Нелегко ответить, но все же попытаемся…
Карамзин — виднейший деятель своей эпохи, реформатор языка, один из отцов русского сентиментализма, историк, публицист, автор стихов, прозы, на которых воспитывались поколения. Все это достаточно для того, чтобы изучать, уважать, признавать; но недостаточно, чтобы полюбить — в литературе, в себе самих, а не в мире прадедов.
Кажется, две черты биографии и творчества Карамзина делают его одним из наших собеседников.
Историк-художник.
Над этим посмеивались уже в 1820-х, от этого позже старались уйти в научную сторону, но именно этого, кажется, не хватает полтора века спустя!
Пушкинское — „Последний летописец“ означало, что больше летописцев не будет; век другой, взгляд иной: история идет своим путем, художественная литература своим, изредка пересекаясь, но в общем обособляясь. Лермонтов, Толстой, Булгаков увлечены прошлым, но сочиняют поэмы, повести, романы; Ключевский, Тарле обладают художественным даром, но все-таки прежде всего ученые, избегающие такого совмещения науки и „летописи“, какое было в „Истории Государства Российского“.
В самом деле, Карамзин-историк предлагал одновременно два способа познавать прошлое; один — научный, объективный: новые факты, понятия, закономерности; другой — художественный, субъективный. Историограф как будто спрашивал, не следует ли — очень осторожно, тонко, умело, не всегда, а только в необходимых случаях — эту субъективность… увеличивать? Формула „чем субъективнее, тем объективнее“ выглядит антинаучной; и такой она и является у легковесной посредственности. Однако если речь идет о субъективности талантливого
Да, при этом как будто отступает исторический анализ, подобному историку меньше можно верить в частностях, но зато схвачено нечто для Карамзина более важное — дух целого, летописная атмосфера прошлого.
Достижения послекарамзинской историографии огромны: „История человечества уже перестала казаться нелепым клубком бессмысленных насилий… она, напротив, предстала как процесс развития самого человечества, и задача мышления свелась теперь к тому, чтобы проследить последовательные ступени этого процесса среди всех его блужданий и доказать внутреннюю его закономерность среди всех кажущихся случайностей“. (Энгельс).
Вскоре после кончины Карамзина его знаменитый (и уже упоминавшийся) коллега Леопольд Ранке произнесет формулу, которая на много лет станет ответом на вопрос — к чему должен стремиться историк? К тому, чтобы узнать — „как собственно было на самом деле“. Просто ясно. Карамзин бы согласился. Пушкин — тоже (хотя и призадумался бы).
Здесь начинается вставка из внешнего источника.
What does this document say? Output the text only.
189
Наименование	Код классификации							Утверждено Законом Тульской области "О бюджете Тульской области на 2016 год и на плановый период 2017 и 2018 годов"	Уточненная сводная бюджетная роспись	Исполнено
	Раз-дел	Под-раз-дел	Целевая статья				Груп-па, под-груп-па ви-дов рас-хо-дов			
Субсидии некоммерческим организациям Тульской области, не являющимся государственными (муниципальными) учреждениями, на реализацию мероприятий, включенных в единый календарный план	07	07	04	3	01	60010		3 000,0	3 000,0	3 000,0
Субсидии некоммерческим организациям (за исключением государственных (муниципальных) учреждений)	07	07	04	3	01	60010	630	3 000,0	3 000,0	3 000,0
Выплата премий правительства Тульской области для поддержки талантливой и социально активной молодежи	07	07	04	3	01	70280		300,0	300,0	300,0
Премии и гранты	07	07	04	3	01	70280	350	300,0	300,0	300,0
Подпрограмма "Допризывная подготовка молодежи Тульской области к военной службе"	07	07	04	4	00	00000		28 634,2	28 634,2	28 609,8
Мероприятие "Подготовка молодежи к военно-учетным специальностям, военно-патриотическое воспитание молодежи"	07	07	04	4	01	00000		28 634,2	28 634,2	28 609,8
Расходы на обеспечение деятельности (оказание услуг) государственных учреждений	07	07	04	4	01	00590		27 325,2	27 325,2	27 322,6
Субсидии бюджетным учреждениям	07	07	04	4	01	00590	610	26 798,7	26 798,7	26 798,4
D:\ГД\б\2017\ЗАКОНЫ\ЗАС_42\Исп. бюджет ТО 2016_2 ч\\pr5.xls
Как, собственно, было на самом деле. С тех пор много воды утекло и много книг написано. Все громче и чаще звучат возражения против формулы Ранке. Одно из них (М. Н. Покровского) казалось чересчур дерзким: „История есть политика, опрокинутая в прошлое“. Другая „редакция“ этой же формулы (Б. Кроче) более гибкая: „Всякая история есть в определенном смысле современная история“.
Речь идет, снова повторяем, о субъективно честном, добросовестном историке. Но и кристально чистый исследователь — все равно человек своего времени, и это неминуемо скажется на изображении им любого минувшего столетия и тысячелетия; скажется независимо от любых стараний мастера, чтобы ничего подобного не было; большой знаток этой проблемы английский историк Коллингвуд (чей труд „Идея истории“ недавно переведен на русский язык) замечает, что, во-первых, всякий историк ограничен дошедшими из прошлого (а еще более — не дошедшими!) фактами, памятниками; из того, что осталось, он и строит „модель“ нужного ему исторического явления. Однако всегда ли из мира предков доходит к нам наиболее существенное, типичное? Во-вторых, отбирая из миллиона фактов, скажем, тысячу или сотню, историк (Карамзин, Ранке — кто угодно) руководствуется своими критериями — что важно, а что нет. Чем научнее, объективнее критерий, тем лучше. Карамзин, как уже говорилось, куда меньше, чем более поздние историки, пишет об экономических вопросах, значении народного сопротивления и т. п. Отчего же? Да оттого, что совершенно искренне — в духе своего воспитания, положения, мировоззрения — считает, что это не так уж важно; мы сегодня с ним не согласны, но сами, в свою очередь, возможно упускаем, откладываем в сторону как второстепенное нечто такое, о чем в XXII, XXIX веках будут толковать куда больше!